Kâfir [Allaha düşman] olmağa ve bid’at sâhibi olmağa niyyet etmek harâmdır. O anda, öyle olur. Çünki, bu iki niyyetin kendileri kötüdür. Kendileri harâmdır. Harâm işlemek düşüncesi ise, harâma sebeb olduğu için kötüdür. Düşüncenin kendisi kötü değildir, bunu işlemek, yapmak kötüdür. Kötülüğü işlemeyince, harâmlığın ve günâhın kalkması, Allahü teâlânın merhametindendir ve Muhammed aleyhisselâm hurmetine, bu rahmet-i ilâhiyye onun ümmetine mahsûsdur.
İnsan bir kimsede bulunan ni’metin ondan gitmesini istemeyip, kendisinde de bulunmasını isterse, hased olmaz. Buna (Gıbta) imrenmek denir. Gıbta güzel bir huydur. İslâmiyyetin ahkâmına, ya’nî farzları yapmağa ve harâmlardan sakınmağa ri’âyet eden, gözeten sâlih kimseye gıbta edilmesi vâcibdir. Dünyâ ni’metleri için gıbta etmek tenzîhen mekrûh olur.

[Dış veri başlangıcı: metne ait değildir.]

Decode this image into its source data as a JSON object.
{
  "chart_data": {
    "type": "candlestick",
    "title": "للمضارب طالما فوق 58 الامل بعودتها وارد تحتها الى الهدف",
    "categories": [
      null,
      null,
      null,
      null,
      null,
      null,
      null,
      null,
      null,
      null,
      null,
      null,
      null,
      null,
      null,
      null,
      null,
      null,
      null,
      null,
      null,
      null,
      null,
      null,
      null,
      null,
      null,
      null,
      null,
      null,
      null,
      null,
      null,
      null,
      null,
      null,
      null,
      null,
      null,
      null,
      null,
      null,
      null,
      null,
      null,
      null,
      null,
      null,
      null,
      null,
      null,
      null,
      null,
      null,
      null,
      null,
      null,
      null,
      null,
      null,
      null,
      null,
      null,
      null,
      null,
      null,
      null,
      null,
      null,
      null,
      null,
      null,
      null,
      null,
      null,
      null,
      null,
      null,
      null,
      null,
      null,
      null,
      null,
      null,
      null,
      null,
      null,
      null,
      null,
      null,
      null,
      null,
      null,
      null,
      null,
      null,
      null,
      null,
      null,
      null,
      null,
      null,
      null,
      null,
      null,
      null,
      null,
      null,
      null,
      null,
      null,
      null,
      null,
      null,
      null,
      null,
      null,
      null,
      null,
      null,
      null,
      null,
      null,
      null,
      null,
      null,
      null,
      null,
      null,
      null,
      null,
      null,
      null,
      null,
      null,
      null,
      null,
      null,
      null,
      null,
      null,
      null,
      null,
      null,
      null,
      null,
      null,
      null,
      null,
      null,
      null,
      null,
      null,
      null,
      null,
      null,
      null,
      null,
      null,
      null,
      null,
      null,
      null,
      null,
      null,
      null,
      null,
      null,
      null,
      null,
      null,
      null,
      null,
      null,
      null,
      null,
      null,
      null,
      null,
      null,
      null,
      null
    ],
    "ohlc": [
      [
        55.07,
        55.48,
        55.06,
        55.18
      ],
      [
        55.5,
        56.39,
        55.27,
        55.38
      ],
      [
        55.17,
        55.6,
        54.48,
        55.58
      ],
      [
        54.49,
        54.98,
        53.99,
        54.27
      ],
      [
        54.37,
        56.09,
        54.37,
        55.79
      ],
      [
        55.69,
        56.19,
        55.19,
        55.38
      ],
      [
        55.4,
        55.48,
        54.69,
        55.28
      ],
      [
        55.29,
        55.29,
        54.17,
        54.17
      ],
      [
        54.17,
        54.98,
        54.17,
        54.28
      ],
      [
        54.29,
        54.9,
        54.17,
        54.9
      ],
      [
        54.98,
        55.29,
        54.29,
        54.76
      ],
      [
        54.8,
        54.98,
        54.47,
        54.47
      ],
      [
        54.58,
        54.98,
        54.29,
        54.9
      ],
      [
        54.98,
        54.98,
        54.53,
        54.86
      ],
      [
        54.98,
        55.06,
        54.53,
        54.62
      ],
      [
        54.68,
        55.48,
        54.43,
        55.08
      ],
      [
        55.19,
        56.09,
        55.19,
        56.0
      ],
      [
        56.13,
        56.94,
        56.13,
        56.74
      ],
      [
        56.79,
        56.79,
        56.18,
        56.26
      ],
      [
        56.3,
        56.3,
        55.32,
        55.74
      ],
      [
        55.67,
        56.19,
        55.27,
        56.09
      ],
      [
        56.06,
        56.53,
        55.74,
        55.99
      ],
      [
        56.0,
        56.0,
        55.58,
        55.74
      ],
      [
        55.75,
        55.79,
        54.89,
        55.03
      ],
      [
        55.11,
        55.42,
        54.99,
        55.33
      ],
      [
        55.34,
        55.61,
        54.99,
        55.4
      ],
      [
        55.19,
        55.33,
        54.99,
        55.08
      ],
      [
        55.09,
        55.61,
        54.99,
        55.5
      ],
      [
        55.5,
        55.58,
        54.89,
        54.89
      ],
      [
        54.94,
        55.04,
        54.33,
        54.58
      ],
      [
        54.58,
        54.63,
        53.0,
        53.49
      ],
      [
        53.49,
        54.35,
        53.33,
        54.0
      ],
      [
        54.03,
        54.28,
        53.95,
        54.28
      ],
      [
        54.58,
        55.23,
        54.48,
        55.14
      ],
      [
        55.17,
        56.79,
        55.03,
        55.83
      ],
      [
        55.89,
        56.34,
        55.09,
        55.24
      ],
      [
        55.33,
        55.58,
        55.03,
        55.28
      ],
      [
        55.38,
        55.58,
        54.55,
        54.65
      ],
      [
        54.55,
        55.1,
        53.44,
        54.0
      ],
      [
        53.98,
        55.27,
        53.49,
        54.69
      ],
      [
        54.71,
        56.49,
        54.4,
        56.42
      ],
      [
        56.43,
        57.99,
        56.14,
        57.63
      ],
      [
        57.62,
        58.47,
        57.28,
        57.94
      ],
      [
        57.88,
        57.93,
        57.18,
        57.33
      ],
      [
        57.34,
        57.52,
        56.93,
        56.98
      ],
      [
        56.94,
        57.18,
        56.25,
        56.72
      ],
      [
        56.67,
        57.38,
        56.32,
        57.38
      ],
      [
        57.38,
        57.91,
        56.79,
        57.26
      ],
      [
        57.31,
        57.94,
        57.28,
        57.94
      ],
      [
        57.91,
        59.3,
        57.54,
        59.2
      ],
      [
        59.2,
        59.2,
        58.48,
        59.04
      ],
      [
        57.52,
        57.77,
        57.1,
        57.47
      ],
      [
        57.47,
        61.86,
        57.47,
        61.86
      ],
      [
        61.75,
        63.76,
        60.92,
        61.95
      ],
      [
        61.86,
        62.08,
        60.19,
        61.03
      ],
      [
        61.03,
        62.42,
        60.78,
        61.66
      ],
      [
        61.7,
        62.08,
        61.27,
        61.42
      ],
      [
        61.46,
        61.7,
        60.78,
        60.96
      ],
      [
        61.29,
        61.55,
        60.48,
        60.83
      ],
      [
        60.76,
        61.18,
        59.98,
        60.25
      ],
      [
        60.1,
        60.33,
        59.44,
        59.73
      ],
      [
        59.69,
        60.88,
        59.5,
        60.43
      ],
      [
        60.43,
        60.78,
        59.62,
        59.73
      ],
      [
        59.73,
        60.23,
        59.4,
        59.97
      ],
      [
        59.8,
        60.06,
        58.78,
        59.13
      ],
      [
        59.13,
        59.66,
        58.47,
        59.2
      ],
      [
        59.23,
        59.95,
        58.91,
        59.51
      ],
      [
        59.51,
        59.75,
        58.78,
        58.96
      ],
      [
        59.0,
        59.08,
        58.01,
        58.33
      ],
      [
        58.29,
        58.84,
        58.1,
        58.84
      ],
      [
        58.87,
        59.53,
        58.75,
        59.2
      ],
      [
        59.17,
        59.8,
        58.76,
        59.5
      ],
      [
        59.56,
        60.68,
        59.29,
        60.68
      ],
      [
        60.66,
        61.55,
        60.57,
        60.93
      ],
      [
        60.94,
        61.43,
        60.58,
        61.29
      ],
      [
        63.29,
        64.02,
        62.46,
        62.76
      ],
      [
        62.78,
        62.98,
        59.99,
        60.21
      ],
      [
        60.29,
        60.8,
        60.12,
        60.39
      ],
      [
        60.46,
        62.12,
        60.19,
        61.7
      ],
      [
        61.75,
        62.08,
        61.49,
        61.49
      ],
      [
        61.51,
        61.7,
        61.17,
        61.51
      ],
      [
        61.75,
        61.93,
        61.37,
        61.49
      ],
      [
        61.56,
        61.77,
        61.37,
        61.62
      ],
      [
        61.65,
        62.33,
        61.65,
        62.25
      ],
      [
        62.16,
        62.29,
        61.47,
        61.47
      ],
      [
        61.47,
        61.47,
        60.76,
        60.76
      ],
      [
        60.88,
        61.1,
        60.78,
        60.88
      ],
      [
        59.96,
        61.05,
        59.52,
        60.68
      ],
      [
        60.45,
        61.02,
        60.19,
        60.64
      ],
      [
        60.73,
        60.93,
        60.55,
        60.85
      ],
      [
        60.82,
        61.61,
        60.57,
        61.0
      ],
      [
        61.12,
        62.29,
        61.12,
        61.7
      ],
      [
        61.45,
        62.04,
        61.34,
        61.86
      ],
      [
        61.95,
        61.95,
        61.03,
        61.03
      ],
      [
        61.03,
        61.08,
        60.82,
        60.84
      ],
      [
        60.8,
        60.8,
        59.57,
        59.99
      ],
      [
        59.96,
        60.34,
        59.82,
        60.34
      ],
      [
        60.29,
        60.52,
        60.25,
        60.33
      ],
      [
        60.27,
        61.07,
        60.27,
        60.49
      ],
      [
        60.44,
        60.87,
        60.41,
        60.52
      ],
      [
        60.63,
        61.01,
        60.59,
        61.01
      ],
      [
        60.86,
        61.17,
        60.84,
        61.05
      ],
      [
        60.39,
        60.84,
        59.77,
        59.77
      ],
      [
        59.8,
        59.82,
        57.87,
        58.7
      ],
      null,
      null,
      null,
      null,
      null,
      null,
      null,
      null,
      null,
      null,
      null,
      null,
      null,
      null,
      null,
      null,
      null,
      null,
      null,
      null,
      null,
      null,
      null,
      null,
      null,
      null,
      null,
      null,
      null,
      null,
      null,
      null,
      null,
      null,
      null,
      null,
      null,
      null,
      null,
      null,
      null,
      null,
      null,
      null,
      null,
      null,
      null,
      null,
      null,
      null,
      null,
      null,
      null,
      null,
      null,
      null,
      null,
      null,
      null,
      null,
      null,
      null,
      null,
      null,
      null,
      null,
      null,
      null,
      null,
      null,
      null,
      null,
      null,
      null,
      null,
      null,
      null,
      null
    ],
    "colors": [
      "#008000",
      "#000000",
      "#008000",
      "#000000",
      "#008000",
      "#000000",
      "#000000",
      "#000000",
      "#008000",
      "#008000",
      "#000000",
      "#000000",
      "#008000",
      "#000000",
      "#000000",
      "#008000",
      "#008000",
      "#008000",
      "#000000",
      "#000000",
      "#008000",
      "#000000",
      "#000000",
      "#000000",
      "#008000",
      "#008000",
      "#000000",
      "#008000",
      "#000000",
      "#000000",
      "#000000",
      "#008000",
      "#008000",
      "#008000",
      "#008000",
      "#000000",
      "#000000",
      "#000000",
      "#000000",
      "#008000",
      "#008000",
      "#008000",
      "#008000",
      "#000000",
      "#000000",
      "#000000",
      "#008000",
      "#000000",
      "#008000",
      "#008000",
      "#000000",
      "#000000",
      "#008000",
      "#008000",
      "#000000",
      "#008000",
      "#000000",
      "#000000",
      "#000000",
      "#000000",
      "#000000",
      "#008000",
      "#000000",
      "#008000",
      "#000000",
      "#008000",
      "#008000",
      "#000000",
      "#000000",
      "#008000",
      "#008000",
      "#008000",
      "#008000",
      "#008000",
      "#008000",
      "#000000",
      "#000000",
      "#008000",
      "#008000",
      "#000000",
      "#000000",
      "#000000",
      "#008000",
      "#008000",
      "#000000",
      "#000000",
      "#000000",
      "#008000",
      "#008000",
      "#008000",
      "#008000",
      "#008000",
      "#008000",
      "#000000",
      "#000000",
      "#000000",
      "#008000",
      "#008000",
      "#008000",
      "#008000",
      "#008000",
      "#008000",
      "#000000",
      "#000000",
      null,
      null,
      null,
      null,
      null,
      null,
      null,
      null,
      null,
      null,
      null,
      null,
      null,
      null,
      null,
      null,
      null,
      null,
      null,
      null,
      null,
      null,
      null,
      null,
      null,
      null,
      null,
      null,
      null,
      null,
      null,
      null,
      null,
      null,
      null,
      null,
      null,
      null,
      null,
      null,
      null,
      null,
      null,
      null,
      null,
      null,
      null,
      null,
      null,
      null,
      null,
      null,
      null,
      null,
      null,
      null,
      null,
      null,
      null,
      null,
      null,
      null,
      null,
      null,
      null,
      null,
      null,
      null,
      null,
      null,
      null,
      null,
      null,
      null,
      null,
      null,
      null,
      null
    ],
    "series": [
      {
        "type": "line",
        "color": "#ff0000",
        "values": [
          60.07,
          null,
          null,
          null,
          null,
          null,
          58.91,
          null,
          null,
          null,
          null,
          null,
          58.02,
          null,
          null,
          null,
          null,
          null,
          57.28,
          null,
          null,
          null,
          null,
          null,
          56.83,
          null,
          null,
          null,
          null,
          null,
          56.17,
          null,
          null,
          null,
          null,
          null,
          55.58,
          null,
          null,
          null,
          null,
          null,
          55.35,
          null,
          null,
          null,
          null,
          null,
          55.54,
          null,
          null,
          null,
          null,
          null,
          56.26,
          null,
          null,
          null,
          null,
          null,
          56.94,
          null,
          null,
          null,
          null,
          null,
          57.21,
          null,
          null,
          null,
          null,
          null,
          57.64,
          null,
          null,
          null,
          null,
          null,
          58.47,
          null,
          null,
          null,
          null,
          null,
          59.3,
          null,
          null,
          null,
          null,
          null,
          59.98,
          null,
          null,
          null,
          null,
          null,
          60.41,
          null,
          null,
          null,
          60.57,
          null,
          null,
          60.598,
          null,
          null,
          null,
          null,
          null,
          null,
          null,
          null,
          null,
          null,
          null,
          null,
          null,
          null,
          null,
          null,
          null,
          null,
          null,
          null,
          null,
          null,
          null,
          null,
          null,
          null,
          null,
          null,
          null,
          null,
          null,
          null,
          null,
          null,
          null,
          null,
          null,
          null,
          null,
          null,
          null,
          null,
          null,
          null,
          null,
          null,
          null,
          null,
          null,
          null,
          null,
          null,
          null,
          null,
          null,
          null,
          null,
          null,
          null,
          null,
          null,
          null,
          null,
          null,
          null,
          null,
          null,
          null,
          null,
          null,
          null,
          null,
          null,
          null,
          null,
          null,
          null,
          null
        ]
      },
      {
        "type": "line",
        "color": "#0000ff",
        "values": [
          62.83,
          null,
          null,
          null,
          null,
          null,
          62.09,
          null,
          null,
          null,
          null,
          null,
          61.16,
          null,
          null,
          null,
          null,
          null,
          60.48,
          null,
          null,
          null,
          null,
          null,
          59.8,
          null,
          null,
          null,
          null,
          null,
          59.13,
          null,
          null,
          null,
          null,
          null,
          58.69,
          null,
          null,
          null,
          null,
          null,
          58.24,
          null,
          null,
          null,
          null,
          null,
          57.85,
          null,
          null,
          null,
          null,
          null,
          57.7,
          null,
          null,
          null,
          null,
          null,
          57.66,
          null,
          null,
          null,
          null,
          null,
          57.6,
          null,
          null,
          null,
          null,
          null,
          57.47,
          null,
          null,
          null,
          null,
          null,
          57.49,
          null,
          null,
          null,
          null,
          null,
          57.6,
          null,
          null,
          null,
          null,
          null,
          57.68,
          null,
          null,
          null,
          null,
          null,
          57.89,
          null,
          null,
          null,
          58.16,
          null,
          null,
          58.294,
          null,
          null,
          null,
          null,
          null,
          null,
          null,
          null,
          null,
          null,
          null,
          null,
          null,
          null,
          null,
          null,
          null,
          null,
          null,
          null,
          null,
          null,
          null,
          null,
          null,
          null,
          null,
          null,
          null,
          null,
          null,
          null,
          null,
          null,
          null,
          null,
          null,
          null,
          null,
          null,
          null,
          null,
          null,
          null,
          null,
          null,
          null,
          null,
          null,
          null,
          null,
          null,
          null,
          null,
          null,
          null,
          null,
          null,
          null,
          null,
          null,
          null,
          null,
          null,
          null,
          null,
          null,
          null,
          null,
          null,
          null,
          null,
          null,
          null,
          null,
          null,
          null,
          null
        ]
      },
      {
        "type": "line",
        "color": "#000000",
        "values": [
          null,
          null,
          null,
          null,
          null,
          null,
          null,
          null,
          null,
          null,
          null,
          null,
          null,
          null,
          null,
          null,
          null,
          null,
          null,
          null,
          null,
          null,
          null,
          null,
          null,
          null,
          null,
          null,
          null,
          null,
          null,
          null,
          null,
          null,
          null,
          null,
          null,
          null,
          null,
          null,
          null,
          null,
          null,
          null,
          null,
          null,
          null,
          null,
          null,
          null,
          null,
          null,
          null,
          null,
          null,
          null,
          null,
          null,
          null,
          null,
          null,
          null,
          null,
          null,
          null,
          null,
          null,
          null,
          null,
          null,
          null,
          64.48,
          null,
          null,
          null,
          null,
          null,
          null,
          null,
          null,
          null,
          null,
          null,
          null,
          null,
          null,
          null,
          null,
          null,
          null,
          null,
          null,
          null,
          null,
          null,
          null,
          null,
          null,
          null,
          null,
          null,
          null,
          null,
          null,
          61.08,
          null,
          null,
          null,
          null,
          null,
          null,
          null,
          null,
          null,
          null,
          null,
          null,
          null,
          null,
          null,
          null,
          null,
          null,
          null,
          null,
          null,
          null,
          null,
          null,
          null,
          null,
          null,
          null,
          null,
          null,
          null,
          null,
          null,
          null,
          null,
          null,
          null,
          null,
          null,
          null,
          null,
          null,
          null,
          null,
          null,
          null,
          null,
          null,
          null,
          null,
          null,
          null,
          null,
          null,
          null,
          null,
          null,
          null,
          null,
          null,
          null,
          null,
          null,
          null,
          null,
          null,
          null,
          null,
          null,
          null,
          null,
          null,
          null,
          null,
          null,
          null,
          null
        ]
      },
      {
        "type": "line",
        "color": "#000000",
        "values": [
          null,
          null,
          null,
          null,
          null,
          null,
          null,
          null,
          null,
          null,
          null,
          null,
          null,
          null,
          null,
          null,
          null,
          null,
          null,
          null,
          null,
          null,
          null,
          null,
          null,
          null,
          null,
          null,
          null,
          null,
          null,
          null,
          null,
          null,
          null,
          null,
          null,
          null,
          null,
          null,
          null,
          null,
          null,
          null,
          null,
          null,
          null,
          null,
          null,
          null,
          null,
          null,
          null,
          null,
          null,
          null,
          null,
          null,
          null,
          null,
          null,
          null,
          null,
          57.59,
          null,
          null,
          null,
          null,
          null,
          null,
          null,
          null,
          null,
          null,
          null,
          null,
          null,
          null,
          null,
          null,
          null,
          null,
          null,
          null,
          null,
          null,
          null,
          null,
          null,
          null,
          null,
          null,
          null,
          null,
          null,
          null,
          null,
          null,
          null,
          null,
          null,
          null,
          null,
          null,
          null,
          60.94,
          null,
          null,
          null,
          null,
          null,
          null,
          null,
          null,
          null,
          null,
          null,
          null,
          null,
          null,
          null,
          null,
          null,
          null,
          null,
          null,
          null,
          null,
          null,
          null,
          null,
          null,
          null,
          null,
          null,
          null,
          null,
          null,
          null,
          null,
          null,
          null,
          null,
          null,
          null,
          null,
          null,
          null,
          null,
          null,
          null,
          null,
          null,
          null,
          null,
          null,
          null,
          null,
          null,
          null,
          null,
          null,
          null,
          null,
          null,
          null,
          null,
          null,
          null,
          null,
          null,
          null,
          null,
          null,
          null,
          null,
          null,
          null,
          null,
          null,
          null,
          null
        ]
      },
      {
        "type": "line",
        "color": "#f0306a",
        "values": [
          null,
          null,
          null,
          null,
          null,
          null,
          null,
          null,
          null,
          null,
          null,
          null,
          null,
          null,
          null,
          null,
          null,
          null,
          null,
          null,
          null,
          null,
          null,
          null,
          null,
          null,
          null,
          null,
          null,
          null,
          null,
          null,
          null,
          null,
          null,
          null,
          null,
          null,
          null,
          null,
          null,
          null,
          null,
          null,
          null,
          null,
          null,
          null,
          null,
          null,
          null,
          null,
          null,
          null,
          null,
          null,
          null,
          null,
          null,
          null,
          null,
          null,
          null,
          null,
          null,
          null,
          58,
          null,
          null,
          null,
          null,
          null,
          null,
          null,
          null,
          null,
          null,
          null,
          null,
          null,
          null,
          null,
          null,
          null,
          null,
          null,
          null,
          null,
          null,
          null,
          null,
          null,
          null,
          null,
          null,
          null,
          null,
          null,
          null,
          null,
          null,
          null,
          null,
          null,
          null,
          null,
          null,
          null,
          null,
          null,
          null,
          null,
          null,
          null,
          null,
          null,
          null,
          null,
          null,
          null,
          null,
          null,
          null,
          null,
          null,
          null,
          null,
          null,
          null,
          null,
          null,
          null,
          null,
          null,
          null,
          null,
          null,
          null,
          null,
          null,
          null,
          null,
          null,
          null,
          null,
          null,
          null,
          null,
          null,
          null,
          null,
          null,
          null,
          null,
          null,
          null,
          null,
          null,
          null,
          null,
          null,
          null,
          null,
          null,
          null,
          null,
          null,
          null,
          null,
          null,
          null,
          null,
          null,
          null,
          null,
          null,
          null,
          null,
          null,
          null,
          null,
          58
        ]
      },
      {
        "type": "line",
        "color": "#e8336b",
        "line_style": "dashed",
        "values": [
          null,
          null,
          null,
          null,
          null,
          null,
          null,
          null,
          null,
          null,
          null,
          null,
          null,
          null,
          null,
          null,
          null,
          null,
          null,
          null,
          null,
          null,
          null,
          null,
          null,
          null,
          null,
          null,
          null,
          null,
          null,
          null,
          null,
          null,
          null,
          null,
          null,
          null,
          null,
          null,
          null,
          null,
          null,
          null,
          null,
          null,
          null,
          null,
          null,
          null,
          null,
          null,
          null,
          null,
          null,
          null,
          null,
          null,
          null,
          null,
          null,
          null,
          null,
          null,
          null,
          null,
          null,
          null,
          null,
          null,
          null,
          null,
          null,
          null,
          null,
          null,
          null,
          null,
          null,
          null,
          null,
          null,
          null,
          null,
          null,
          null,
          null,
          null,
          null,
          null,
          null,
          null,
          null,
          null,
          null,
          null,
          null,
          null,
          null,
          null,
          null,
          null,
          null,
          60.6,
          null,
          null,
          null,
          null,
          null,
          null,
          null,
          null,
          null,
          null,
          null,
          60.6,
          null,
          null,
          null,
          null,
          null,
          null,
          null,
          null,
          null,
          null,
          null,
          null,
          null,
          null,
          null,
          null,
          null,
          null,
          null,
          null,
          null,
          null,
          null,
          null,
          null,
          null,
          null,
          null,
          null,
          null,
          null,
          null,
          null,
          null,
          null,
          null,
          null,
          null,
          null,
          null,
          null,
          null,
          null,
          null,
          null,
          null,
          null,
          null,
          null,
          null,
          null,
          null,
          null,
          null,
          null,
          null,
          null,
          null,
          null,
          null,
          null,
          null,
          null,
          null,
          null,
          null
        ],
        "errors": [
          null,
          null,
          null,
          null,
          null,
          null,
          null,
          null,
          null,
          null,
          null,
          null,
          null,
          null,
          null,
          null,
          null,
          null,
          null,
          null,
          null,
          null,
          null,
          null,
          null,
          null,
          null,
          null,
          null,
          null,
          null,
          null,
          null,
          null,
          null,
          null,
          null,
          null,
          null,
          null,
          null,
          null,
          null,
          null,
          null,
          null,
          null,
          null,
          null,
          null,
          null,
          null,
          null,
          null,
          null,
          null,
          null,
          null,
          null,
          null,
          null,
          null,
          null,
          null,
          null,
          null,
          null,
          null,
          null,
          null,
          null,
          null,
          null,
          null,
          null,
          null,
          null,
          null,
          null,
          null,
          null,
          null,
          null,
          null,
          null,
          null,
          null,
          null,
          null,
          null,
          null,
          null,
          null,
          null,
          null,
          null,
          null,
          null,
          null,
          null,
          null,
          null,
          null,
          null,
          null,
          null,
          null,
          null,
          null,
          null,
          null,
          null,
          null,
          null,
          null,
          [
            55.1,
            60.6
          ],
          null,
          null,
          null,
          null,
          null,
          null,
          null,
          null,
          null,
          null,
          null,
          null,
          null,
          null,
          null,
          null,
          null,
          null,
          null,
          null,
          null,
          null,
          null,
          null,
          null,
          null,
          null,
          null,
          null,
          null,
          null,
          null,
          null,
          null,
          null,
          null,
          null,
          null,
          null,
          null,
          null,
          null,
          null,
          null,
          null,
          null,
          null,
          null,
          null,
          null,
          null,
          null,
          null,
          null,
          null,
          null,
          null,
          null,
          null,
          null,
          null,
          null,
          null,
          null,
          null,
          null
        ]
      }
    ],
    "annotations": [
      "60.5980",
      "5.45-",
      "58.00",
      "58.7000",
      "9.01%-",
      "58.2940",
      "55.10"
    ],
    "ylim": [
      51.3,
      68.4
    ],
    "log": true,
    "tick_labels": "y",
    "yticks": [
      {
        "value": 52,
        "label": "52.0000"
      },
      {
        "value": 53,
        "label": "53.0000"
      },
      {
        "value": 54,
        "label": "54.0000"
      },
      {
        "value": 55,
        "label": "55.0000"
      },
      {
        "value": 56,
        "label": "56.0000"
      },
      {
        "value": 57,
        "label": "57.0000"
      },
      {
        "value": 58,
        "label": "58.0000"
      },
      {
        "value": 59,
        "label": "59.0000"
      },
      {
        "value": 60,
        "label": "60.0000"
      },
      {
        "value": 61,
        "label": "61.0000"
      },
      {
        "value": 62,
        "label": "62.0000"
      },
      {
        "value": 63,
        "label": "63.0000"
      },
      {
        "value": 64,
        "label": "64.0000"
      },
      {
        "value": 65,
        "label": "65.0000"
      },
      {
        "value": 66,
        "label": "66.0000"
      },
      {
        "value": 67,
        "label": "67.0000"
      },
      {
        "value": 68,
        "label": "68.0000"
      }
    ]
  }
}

Hadîs-i şerîfde, (Allahü teâlâ, mü’min kuluna gayret eder. Mü’min de mü’mine gayret eder) buyuruldu. Allahü teâlâ, gayretinden dolayı, fuhşu harâm etmişdir. Allahü teâlâ, (Ey Âdem oğulları! Sizi kendim için yaratdım. Herşeyi de sizin için yaratdım. Senin için yaratdıklarım, seni, kendim için yaratılmış olduğundan men’ ve gâfil ve meşgûl etmesin) buyurmuşdur. Başka bir hadîs-i kudsîde, (Seni kendim için yaratdım. Başka şeylerle oyalanma! Rızkına kefîlim, kendini üzme!) buyurmuşdur. Yûsüf aleyhisselâmın, (Sultânın yanında benim ismimi söyle!) demesi gayret-i ilâhiyyeye dokunarak, senelerce zindanda kalmasına sebeb oldu. İbrâhîm aleyhisselâmın, oğlu İsmâ’îlin dünyâya gelmesine sevinmesi, gayret-i ilâhiyyeye dokunarak, bunu kurbân etmesi emr olundu. Allahü teâlânın çok sevdiklerine, ba’zı Evliyâya böyle gayret etmesi çok vâkı’ olmuşdur. (Gayret), bir kimsede olan hakkına, onun başkasını ortak etmesini istememekdir. Allahü teâlânın gayret etmesi, kulunun kötü, çirkin şey yapmasına râzı olmamasıdır. Kulun vazîfesi, dilediğini yapmak değildir. Ona kulluk etmekdir. Onun emrlerine ve yasaklarına uymakdır. Her dilediğini yapmak, Allahü teâlâya mahsûsdur. Yalnız Onun hakkıdır. Kulun kendi dilediğini yapması, günâh işlemesi, Allahü teâlânın hakkına ortak olmak olur. Mü’minin, günâh işlemekde, kendisine gayret etmesi lâzımdır. Bu da, günâh işlerken heyecânlanması, kalbinin çarpıntısı, sıkılması ile olur. Mü’minin kalbi, Allahü teâlânın evidir ve güzel huyların yeridir. Kalbinde kötü, çirkin düşüncelere yer vermek, çirkinleri güzellere ortak etmek olur. Kalbin buna râzı olmaması, çırpınarak mâni’ olması, gayret olur. Ensârın reîsi olan Sa’d bin Ubâde “radıyallahü teâlâ anh”, Yâ Resûlallah “sallallahü teâlâ aleyhi ve sellem”!